Plant exchange contributes to the conservation efforts of botanic gardens worldwide, and with climate modelling showing that Melbourne will become even more suitable for growing Engelmann oak over coming decades, it is the perfect place for an ex situ conservation collection. The city may also find it has a new ornamental tree to replace those unable to cope with warmer summers and less rainfall.  

Surprisingly perhaps, acorns are only viable for about six months, and it took some wrangling, and support from the Australian Commonwealth Government, to expedite the importation process to five months. Which wasn't easy, with delays in freighting, staff away during holiday season at both ends, and all this was at tale end of the COVID-19 pandemic in February 2022.

On top of this, to reduce the risk of introducing pests such as exotic weevils into Australia, the acorns had to be either frozen or fumigated with a largely untested chemical phosphine. As Jo explained in a piece written for the International Oak Society, freezing had to be at -18 degrees C (a few degrees above the temperatures in Iowa at the time of the fateful Republican caucuses two weeks ago but below the -10 degrees that acorns can generally tolerate). 

The decision was to fumigate fifty and freeze the rest. From those treated with phosphine, 24 were germinated by Jo and Peter Berbee (arborist and curator of the Oak Collection in Melbourne) within a few weeks of arrival at the Gardens. None of the frozen batch survived. Of the 24, 21 continued growing and are now ready for planting out or are already in the ground. 

Murphy Westwood, Abby Meyer, and Peter Berbee after planting an Engelmann oak in the Grey Garden at Royal Botanic Gardens Melbourne, October 2022. Photo by Peter Symes; from International Oak Society webstory)

Apart from the Governor's and my own tree, there was another ceremonial planting during the Global Botanic Gardens Congress in October, 2022, with colleagues from the USA (above). Since then, a couple of other Englemann oaks (from different trees in LA to increase diversity) have joined this specimen in the Grey Garden, and there is at least one near the new Tecoma Gate on Anderson Street.
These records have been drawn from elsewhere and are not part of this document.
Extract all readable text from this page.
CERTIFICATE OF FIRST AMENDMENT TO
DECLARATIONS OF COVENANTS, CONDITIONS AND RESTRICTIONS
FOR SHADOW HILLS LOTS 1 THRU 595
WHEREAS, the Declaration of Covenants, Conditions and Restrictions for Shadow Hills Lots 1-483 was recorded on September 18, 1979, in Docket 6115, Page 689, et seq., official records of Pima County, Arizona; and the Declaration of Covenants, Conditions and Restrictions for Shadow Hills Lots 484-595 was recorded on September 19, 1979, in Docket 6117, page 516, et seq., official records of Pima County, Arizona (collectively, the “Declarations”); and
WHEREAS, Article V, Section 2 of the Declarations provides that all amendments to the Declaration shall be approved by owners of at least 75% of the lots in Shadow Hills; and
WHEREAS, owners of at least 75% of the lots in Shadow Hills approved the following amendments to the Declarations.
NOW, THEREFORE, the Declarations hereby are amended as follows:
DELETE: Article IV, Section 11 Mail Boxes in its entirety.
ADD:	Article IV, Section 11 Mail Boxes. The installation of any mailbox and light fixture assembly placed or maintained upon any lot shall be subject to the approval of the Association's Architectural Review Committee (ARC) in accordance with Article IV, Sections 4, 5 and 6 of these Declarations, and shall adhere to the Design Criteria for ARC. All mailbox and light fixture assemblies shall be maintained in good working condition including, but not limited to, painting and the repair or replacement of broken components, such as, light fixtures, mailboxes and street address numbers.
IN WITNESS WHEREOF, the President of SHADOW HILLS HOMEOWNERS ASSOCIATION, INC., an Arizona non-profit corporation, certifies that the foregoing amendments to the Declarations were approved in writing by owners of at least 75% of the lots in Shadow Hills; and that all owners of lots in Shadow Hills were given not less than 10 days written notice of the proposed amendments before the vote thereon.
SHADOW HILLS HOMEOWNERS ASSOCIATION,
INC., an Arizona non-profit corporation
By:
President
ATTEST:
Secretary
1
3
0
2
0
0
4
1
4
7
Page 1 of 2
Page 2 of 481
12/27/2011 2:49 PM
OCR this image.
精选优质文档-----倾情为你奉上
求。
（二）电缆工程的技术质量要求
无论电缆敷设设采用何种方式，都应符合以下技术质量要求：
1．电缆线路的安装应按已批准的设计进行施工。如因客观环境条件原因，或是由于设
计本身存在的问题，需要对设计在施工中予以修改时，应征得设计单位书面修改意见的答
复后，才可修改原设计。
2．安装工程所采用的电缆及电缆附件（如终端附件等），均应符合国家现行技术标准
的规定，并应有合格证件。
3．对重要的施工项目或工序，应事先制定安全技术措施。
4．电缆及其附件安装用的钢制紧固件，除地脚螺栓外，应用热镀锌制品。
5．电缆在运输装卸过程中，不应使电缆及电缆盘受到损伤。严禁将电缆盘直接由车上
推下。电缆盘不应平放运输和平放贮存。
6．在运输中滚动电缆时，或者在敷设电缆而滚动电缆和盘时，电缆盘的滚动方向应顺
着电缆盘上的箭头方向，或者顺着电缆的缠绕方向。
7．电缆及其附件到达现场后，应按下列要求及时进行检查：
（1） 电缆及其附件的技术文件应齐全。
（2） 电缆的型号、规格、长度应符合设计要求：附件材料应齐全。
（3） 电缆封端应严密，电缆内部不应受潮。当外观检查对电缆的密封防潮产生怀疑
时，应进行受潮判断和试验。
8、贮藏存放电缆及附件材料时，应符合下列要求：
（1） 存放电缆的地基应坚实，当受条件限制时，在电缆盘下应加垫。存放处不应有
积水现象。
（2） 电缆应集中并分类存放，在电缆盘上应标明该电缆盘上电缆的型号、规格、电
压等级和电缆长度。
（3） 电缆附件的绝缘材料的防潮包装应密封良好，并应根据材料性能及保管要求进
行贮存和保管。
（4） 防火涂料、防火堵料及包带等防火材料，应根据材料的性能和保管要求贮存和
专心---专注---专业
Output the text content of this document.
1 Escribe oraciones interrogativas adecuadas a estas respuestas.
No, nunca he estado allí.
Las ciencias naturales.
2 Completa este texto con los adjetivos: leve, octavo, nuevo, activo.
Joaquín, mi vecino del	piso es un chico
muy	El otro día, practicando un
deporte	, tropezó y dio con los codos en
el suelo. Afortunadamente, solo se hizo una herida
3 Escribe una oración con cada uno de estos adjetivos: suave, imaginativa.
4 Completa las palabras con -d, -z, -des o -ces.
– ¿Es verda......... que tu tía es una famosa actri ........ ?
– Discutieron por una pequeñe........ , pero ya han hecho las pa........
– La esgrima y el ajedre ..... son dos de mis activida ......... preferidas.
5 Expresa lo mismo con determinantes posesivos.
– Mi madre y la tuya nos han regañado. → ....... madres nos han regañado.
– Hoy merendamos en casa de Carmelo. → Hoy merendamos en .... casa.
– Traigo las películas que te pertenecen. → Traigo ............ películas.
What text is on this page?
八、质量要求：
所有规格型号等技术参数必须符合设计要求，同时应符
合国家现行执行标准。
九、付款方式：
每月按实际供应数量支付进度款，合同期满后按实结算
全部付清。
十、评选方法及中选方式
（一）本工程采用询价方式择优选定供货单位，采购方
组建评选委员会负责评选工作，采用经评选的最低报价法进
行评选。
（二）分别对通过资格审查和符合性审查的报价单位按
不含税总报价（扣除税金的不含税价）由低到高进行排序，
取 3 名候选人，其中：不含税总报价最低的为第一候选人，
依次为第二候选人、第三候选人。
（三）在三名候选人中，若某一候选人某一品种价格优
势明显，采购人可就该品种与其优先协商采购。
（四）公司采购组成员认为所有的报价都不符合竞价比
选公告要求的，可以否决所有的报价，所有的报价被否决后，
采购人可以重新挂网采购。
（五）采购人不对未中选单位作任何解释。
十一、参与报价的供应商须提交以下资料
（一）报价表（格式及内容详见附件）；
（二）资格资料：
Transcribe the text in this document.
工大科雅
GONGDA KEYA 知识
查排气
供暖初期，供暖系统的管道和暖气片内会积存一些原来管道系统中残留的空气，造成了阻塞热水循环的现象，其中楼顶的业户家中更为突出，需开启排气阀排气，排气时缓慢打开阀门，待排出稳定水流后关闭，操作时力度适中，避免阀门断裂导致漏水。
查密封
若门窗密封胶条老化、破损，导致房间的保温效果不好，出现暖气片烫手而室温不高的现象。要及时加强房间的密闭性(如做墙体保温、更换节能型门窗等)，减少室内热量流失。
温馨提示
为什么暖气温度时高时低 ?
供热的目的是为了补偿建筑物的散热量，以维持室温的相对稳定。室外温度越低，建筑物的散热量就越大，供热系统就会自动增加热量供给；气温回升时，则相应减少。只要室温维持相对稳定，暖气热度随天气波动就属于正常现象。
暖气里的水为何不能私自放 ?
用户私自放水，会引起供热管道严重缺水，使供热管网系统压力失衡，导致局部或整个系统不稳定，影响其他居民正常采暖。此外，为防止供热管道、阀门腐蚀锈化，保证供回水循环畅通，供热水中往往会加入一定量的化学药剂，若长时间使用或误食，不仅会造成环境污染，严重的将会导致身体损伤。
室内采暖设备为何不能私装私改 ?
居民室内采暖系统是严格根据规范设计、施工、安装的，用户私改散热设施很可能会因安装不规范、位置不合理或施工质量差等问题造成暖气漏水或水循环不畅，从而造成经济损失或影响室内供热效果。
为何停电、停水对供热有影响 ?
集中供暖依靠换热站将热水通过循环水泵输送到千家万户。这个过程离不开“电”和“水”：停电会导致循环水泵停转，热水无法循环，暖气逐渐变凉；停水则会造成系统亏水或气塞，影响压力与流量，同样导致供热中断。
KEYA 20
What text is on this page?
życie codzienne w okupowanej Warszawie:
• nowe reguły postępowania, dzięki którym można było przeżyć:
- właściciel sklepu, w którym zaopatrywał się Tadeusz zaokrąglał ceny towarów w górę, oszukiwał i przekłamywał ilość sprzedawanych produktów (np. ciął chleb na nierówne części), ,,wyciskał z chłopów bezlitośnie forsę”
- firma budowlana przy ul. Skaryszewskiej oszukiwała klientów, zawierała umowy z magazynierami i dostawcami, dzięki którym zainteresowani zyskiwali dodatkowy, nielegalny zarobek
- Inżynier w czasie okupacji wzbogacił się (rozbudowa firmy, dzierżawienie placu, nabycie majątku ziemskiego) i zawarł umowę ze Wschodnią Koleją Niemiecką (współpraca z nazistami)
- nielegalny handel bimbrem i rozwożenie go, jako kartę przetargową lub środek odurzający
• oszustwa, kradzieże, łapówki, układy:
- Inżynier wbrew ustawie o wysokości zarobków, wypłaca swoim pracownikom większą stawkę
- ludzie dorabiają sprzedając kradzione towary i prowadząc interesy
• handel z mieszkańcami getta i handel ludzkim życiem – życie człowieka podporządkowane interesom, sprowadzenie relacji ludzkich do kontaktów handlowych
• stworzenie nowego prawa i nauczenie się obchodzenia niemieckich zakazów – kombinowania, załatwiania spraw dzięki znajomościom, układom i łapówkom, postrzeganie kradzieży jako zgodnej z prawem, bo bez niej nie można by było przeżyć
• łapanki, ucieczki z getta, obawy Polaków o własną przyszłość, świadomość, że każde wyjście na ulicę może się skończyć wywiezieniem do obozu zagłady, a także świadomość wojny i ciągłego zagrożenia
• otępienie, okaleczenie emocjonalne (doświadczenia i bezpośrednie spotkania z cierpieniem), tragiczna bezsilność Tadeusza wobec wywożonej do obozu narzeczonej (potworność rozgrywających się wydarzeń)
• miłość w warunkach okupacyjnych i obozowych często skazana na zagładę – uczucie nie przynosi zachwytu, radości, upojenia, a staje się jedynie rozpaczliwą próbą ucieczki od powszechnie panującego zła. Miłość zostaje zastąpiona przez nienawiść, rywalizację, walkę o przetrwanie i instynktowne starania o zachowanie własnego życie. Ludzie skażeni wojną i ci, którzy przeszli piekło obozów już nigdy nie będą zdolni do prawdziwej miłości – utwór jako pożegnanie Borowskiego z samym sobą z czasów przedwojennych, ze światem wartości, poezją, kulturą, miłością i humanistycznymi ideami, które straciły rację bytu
Other seedlings will be donated to botanic gardens in Sydney, Blue Mountains, Orange, Warrnambool and Castlemaine, in part to test out the tolerance of this species to different climates and conditions.

Meanwhile, I'll be watching to see if my tree mimics the nearby beautifully languid oaks of Oak Lawn, and on the lookout for more rare oaks from western USA (Jo and Peter are germinating some newly imported acorns as I type!).